Welcome to Haytalk Ray.


----------



## rjmoses (Apr 4, 2010)

endrow said:


> Many miles away in Central Pennsylvania the best time would be late summer just 6 weeks prior to the first killing frost about mid August or so


I agree. I usually plan on planting Aug. 16th - Sept 1st because my first freeze date is Oct 23rd. Gives me a 6-8 week window. Anything more than that is a bonus.

Ralph


----------



## swmnhay (Jun 13, 2008)

raysd said:


> New to posting on the forum but I have read it for a little while. Here is my situation. I have about a 5 acre alfalfa field at my house that is will be on its 5th summer and is starting to get a little thin and weedy in spots.
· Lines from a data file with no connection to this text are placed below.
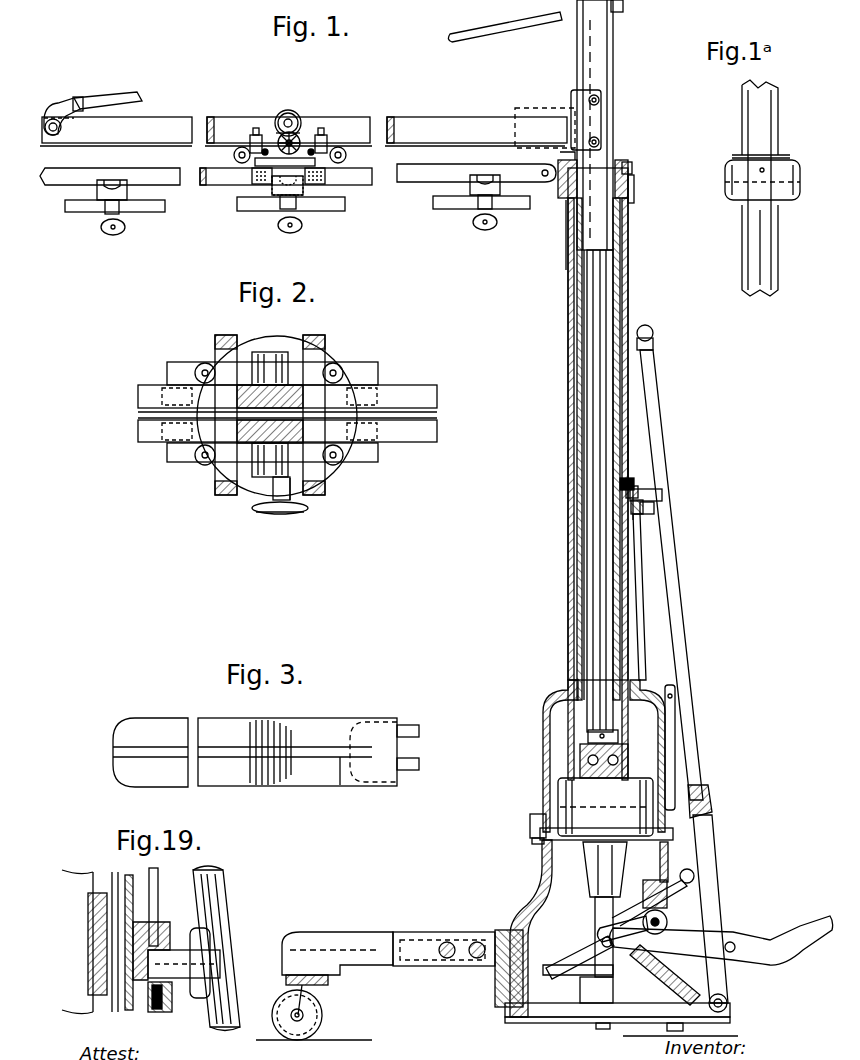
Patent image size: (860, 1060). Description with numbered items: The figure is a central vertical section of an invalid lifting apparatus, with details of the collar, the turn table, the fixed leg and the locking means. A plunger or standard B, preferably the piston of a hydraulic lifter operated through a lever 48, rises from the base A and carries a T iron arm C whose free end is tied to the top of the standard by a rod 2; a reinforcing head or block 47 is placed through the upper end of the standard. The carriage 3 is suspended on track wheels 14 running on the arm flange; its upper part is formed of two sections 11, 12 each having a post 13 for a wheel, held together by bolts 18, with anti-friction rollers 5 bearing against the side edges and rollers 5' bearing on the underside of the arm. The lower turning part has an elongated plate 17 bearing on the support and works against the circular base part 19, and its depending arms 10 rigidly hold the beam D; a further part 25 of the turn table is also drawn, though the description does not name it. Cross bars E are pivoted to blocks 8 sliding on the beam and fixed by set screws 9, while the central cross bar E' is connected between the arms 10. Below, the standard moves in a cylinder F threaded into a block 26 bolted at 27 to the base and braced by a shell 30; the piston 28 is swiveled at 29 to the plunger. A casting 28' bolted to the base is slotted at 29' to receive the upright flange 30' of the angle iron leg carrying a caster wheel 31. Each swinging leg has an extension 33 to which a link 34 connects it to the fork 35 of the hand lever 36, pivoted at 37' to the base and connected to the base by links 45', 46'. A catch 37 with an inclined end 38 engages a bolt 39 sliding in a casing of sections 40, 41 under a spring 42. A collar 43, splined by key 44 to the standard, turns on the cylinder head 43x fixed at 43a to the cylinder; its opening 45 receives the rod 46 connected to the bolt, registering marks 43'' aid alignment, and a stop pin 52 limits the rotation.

In FIG. 1, the rod 2 is at (510, 22).
In FIG. 1, the carriage 3 is at (300, 150).
In FIG. 2, the carriage 3 is at (296, 480).
In FIG. 1, the anti-friction rollers 5 is at (304, 119).
In FIG. 2, the anti-friction rollers 5 is at (280, 415).
In FIG. 1, the rollers 5' is at (291, 158).
In FIG. 2, the rollers 5' is at (293, 410).
In FIG. 1, the blocks 8 is at (100, 190).
In FIG. 1, the set screws 9 is at (122, 232).
In FIG. 1, the depending arms 10 is at (258, 178).
In FIG. 2, the section of upper part 11 is at (240, 378).
In FIG. 2, the section of upper part 12 is at (252, 470).
In FIG. 2, the post 13 is at (268, 362).
In FIG. 1, the track wheels 14 is at (294, 118).
In FIG. 2, the track wheels 14 is at (258, 400).
In FIG. 1, the elongated plate 17 is at (272, 184).
In FIG. 1, the bolts 18 is at (265, 148).
In FIG. 2, the bolts 18 is at (326, 490).
In FIG. 1, the base part 19 is at (318, 164).
In FIG. 1, the disk 25 is at (282, 128).
In FIG. 2, the disk 25 is at (290, 515).
In FIG. 1, the block or support 26 is at (560, 808).
In FIG. 1, the bolts 27 is at (531, 840).
In FIG. 1, the piston 28 is at (560, 761).
In FIG. 1, the casting 28' is at (444, 934).
In FIG. 3, the casting 28' is at (389, 732).
In FIG. 1, the swivel 29 is at (561, 728).
In FIG. 3, the slot 29' is at (340, 791).
In FIG. 1, the shell or casing 30 is at (591, 751).
In FIG. 1, the upright flange of angle iron leg 30' is at (337, 939).
In FIG. 3, the upright flange of angle iron leg 30' is at (255, 738).
In FIG. 1, the caster wheel 31 is at (322, 1018).
In FIG. 1, the extension 33 is at (585, 1000).
In FIG. 1, the link 34 is at (600, 952).
In FIG. 1, the fork 35 is at (712, 852).
In FIG. 1, the handle or lever 36 is at (683, 650).
In FIG. 19, the handle or lever 36 is at (212, 915).
In FIG. 1, the catch 37 is at (671, 472).
In FIG. 19, the catch 37 is at (208, 963).
In FIG. 1, the pivot 37' is at (744, 1005).
In FIG. 1, the inclined end 38 is at (650, 485).
In FIG. 19, the inclined end 38 is at (150, 962).
In FIG. 1, the bolt 39 is at (634, 508).
In FIG. 19, the bolt 39 is at (168, 1010).
In FIG. 1, the casing section 40 is at (633, 490).
In FIG. 19, the casing section 40 is at (140, 1005).
In FIG. 1, the casing section 41 is at (644, 597).
In FIG. 1, the spring 42 is at (650, 514).
In FIG. 19, the spring 42 is at (158, 1014).
In FIG. 1, the collar or head 43 is at (617, 160).
In FIG. 1, the fixing point of cylinder head 43a is at (566, 245).
In FIG. 1, the cylinder head 43x is at (634, 198).
In FIG. 1A, the registering marks or pins 43'' is at (775, 188).
In FIG. 1, the spline key 44 is at (586, 319).
In FIG. 1, the opening 45 is at (651, 177).
In FIG. 1, the link 45' is at (709, 747).
In FIG. 1, the rod 46 is at (626, 474).
In FIG. 19, the rod 46 is at (227, 948).
In FIG. 1, the link 46' is at (720, 786).
In FIG. 1, the reinforcing head or block 47 is at (618, 14).
In FIG. 1, the lever 48 is at (755, 956).
In FIG. 1, the stop pin 52 is at (571, 126).
In FIG. 1, the base A is at (530, 890).
In FIG. 1, the plunger or standard B is at (600, 65).
In FIG. 19, the plunger or standard B is at (100, 918).
In FIG. 1, the arm C is at (450, 124).
In FIG. 2, the arm C is at (414, 432).
In FIG. 1, the beam D is at (360, 182).
In FIG. 1, the cross bars E is at (297, 222).
In FIG. 1, the central cross bar E' is at (295, 220).
In FIG. 1, the cylinder F is at (576, 396).
In FIG. 19, the cylinder F is at (133, 975).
The horse folks really like a mix so I was thinking of overseeding in some orchard grass. My thought would be to spray the patch with buctril or raptor this spring and then overseed later. When would be the best time to drill in the orchard grass?
> 
> Any advice you guys could give would be great.
> 
> ...


I'd do it this spring as soon as possible.Skip the expence of the herbicide.

I usually have gone with 5# orchard and 5# of annual ryegrass.The AR will fill in faster and give you more tonnage this yr,but it maybe a little coarse for the horsey folk.
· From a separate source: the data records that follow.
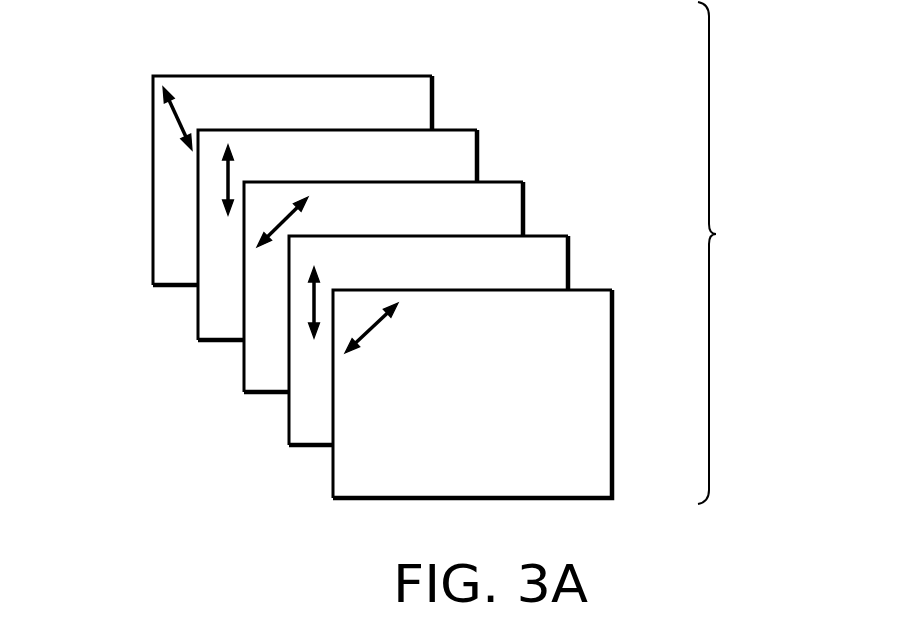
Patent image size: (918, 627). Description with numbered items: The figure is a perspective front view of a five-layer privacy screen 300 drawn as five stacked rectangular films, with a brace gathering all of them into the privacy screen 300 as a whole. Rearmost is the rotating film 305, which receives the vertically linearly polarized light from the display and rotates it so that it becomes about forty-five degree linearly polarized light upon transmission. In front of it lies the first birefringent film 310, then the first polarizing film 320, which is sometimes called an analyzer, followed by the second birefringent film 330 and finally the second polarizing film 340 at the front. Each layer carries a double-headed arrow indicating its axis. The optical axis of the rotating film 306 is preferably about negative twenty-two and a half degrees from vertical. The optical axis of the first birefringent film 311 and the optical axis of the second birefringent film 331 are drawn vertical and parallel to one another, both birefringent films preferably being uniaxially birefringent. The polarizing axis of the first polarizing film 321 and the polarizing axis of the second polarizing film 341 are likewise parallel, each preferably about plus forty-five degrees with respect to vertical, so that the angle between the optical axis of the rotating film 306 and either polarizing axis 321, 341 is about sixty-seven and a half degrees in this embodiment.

The privacy screen 300 is at (734, 253).
The rotating film 305 is at (153, 141).
The optical axis of the rotating film 306 is at (180, 130).
The first birefringent film 310 is at (198, 237).
The optical axis of the first birefringent film 311 is at (228, 180).
The first polarizing film 320 is at (244, 378).
The polarizing axis of the first polarizing film 321 is at (282, 218).
The second birefringent film 330 is at (289, 432).
The optical axis of the second birefringent film 331 is at (314, 310).
The second polarizing film 340 is at (333, 487).
The polarizing axis of the second polarizing film 341 is at (371, 320).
We seeded a lot of this mix last spring into frost damaged alfalfa.

http://www.producerschoiceseed.com/wp-content/uploads/2013/11/RevivePastureMixProdSheet.pdf


----------



## covenanthay (Oct 2, 2009)

With thinning stands we mix it with fertilizer and broadcast it after first cutting and you will start seeing it the next spring and it gets thicker each year as they aflalfa thins.


----------



## deadmoose (Oct 30, 2011)

covenanthay said:


> With thinning stands we mix it with fertilizer and broadcast it after first cutting and you will start seeing it the next spring and it gets thicker each year as they aflalfa thins.


How much do you broadcast?


----------



## covenanthay (Oct 2, 2009)

8-10 pounds


----------



## deadmoose (Oct 30, 2011)

I did a bag over 20 at w/ fert cart last year. Maybe I will double this year. Not a thin stand yet but too much clover not enough grass.


----------



## Hayman1 (Jul 6, 2013)

covenanthay said:


> 8-10 pounds


You must get more rain, more frequently after first cutting than we do-can't imagine trying to plant og in mid to late may here which is when we get first cutting of dry hay.


----------



## covenanthay (Oct 2, 2009)

June is actually our wettest month "on average"


----------